In Cristo, pietre vive dell’unica Chiesa
[Gesù disse] «Non sia turbato il vostro cuore. Abbiate fede in Dio e abbiate fede anche in me. Nella casa del Padre mio vi sono molte dimore. Se no, vi avrei mai detto: «Vado a prepararvi un posto»? Giovanni 14,1-2
Il Vangelo di questa Domenica V di Pasqua ci colloca nel contesto della Santa Cena: Gesù ha appena affidato agli apostoli il Memoriale del suo Corpo e del suo Sangue e ha lavato i loro piedi. C’era ancora anche Giuda, che è uscito poco dopo e «farà presto quello che farà» (cfr. Giovanni 13,27). Gesù rimane con gli Undici e parla a lungo con loro. Lui è la Parola eterna del Padre: prima dell’Ora fortifica i suoi, li invita a custodire un cuore confidente e a non avere paura. Egli “va a preparare un posto” per ciascuno, perché “molte sono le dimore nella casa del Padre”: Egli è «la via, la verità e vita», con Lui e per Lui ognuno vive e già «vede il Padre» perché «ha visto e incontrato Lui». Egli rimane con noi, noi siamo chiamati a rimanere in Lui, nella Chiesa suo Corpo e sua Sposa, «costruiti quali pietre vive come edificio spirituale» (II lettura, 1Pietro 2) per «portare molto frutto», perché «senza di Lui non possiamo fare nulla» (cfr.
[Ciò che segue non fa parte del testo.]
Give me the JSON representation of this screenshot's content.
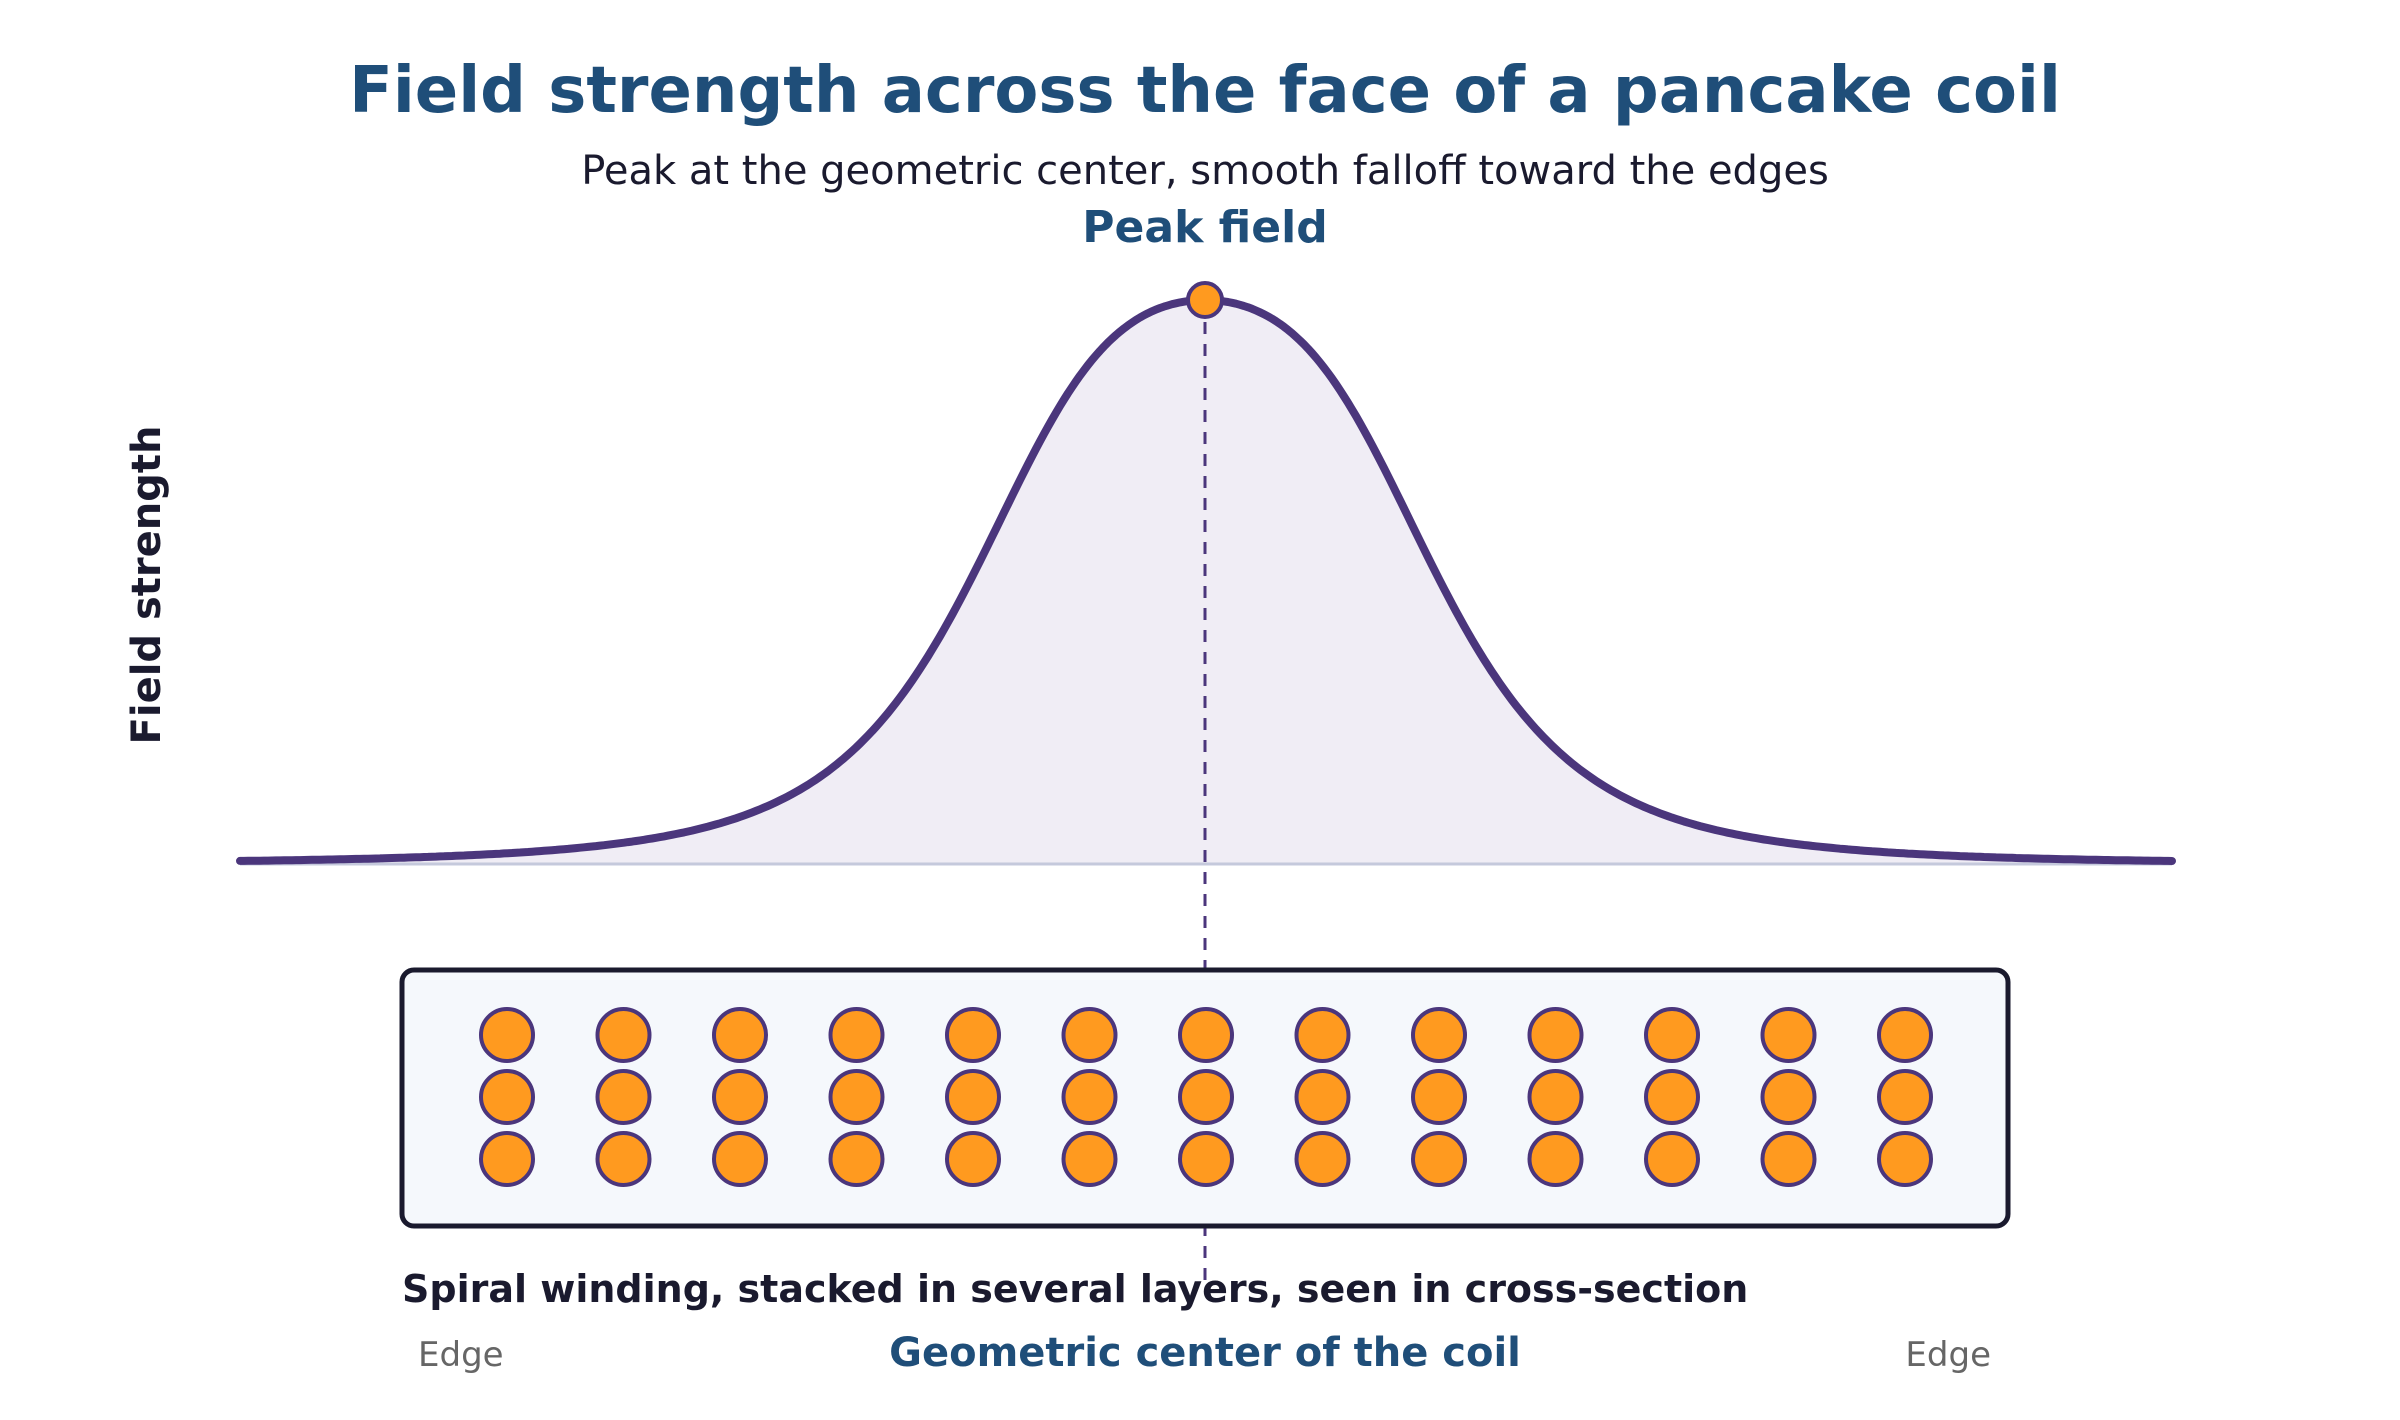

Giovanni 15,5): non si tratta di affannarci in compiti e funzioni, ma di stare con Lui, di rimanere in Lui, di attingere alla sorgente inesauribile della Vita che è Lui.
La tentazione del fare può distogliere dall’essere discepoli e dal restare alla sua sequela: essa è frutto delle insidie del nemico, che tenta di insinuare nei diversi contesti di vita (tra gli sposi, nelle famiglie, in ogni comunità, nella stessa Chiesa) il dissidio e la mormorazione. Ai primi dissensi interni che toccano la Chiesa delle origini, pur perseverante nell’unità (I lettura, Atti 6), gli apostoli rispondono in modo sinodale, con discernimento e attenzione alla voce dello Spirito, consapevoli che di fronte all’azione di Dio, che benedice i fedeli in Cristo e li «moltiplica» (è questo il verbo delle benedizioni di Genesi, che dichiara il dono della vita abbondante e infinito, cfr. Genesi 1), interviene sempre il maligno, che tenta di dividere, distruggere e minacciare la comunione, inducendo a parlare contro Dio e contro i suoi ministri (la «mormorazione» esprime, nell’Antico Testamento, l’azione ingrata del popolo, nonostante i benefici ricevuti). Il conflitto, la parola che divide, il pensiero invidioso o giudicante sono una grande tentazione che minaccia tutta la comunità.
AL SERVIZIO DELLA COMUNITÀ
I sette uomini che l’assemblea dei discepoli individua e su cui gli apostoli «impongono le mani», assegnando compiti diversi e complementari rispetto a quelli riservati al loro ministero, vengono posti al servizio della comunità quali marturùmenoi: non solo “riconosciuti e apprezzati”, ma tali, nel loro ruolo di diakonìa (servizio), da essere luminosi “testimoni” della Verità che è Cristo (tra loro è Stefano, il primo “martire”). In essi, come negli apostoli, agiscono «lo Spirito e la Sapienza» di Dio: ciascuno al suo posto, quello preparato da Cristo, con la nostra specifica vocazione, custodendo l’unità e chiedendo che «sia su di noi l’amore del Signore» (Salmo 32, Responsorio), collaboriamo all’unica missione per la salvezza del mondo. Con Gesù, credendo in Lui, «compiremo le opere che Lui compie». Di più (è “il più giovanneo”): Gesù nel Vangelo assicura che «ne faremo di più grandi». Comprendiamo ciò che significa, quale vocazione santa ci è stata affidata in quanto “cristiani”, Figli e Fratelli in Cristo?